If nothing else, the war that has broken out between Libertarian Rand Paul and establishment governor Chris Christie has served to illuminate the fractures in the Republican party on almost every issue of importance.
What began as a debate over national security has now become a war of words over spending - with both men accusing the other of pork barrell politics.
Sen. Rand Paul slammed Chris Christie's on Tuesday, calling the GOP governor the "king of bacon," adding another jab in a string of attacks the two Republicans have thrown at each other in recent days.
"This is the king of bacon talking about bacon," the Republican from Kentucky said on CNN's "The Situation Room." "You know, we have two military bases in Kentucky, and is Governor Christie recommending that we shut down our military bases? ... No what this debate really is about is that in order to have enough money for national defense, which I think is a priority for the government, you have to be willing to cut spending in other places, and Governor Christie and others have been part of this gimme, gimme, gimme, gimme all this money."
Paul's comments come after another day's worth of the two possible 2016 hopefuls trading barbs over national security and "pork barrel spending." Paul was responding specifically to a charge that Christie made that Kentucky gets more money from the federal government than it puts in, unlike New Jersey.
"Maybe he should start cutting the pork barrel spending that he brings home to Kentucky," Christie said, according to the Newark Star-Ledger. "But I doubt he will because most Washington politicians only care about bringing home the bacon so that they can get re-elected."
Christie said New Jersey gets back 61 cents for every dollar sent to Washington while Kentucky receives $1.51.
Before that, Paul had on Monday night called attacks from Christie "cheap and sad" that he would use "the cloak of 9/11 victims" to bash the Kentucky Republican.

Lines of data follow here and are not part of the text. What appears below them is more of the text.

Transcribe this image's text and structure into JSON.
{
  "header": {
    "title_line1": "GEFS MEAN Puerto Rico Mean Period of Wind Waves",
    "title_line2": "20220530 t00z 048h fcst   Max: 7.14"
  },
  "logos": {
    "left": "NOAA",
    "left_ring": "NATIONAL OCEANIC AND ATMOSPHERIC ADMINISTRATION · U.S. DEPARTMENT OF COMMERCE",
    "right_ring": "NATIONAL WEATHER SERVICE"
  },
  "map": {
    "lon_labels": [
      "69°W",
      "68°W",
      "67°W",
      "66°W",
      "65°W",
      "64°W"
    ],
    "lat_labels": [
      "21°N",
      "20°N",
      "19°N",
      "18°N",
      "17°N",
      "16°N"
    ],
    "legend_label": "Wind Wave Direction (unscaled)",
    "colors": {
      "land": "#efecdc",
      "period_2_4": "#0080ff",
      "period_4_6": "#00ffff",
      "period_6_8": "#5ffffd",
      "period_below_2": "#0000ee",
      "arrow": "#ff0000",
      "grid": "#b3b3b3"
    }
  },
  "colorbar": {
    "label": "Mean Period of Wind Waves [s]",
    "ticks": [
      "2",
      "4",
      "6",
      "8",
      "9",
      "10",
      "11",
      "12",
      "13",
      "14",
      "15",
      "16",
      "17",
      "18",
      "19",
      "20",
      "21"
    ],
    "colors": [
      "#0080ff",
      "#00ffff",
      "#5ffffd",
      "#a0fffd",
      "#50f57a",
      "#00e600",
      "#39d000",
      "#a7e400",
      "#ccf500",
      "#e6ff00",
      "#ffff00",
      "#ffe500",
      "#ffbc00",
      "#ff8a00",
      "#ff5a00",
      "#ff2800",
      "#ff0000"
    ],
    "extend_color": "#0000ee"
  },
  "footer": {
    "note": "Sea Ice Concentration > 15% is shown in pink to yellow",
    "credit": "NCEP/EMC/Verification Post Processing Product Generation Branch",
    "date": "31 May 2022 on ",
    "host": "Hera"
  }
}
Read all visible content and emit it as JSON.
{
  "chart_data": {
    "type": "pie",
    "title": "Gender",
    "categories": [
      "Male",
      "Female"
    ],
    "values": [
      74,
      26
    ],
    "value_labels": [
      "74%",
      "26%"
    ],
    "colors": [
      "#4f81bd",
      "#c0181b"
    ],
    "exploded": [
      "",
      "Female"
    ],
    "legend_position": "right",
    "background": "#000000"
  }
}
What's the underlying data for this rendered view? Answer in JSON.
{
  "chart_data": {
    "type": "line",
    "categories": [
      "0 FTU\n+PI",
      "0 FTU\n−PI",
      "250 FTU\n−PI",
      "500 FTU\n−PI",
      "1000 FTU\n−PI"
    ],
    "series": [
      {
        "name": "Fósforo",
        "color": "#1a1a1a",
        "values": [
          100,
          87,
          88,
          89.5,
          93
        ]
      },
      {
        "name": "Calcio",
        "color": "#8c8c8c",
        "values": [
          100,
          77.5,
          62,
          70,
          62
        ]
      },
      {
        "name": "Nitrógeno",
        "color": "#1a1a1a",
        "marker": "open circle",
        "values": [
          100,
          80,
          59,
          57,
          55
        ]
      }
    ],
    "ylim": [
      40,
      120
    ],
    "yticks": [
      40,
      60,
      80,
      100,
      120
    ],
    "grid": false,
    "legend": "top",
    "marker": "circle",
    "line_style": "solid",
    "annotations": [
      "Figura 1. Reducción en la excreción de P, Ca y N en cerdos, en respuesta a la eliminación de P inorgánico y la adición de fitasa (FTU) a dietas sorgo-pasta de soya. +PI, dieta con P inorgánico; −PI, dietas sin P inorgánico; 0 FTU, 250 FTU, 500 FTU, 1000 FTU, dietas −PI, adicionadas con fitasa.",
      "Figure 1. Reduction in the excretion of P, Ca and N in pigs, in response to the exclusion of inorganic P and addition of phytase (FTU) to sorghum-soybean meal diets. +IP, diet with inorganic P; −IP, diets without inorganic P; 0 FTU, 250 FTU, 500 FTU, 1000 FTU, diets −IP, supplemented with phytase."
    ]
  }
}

"It's really, I think, kind of sad and cheap that he would use the cloak of 9/11 victims and say, I'm the only one who cares about these victims. Hogwash," Paul said on Monday to Sean Hannity on Fox News. "If he cared about protecting this country, maybe he wouldn't be in this 'give me, give me, give me all of the money' that you have in Washington or don't have and he would be more fiscally responsive and know the way we defend our country."
Of course, Christie fails to mention that there are more rural poor in Kentucky than New Jersey, and several large military bases that account for most of that money flowing to Kentucky. But one man's "pork" is another man's justifiable spending, so this argument will probably peter out with both men scoring points against the other.
Neither politician is covering themselves in glory. But as political theater, it is instructive as to what issues will be debated by GOP candidates in 2016.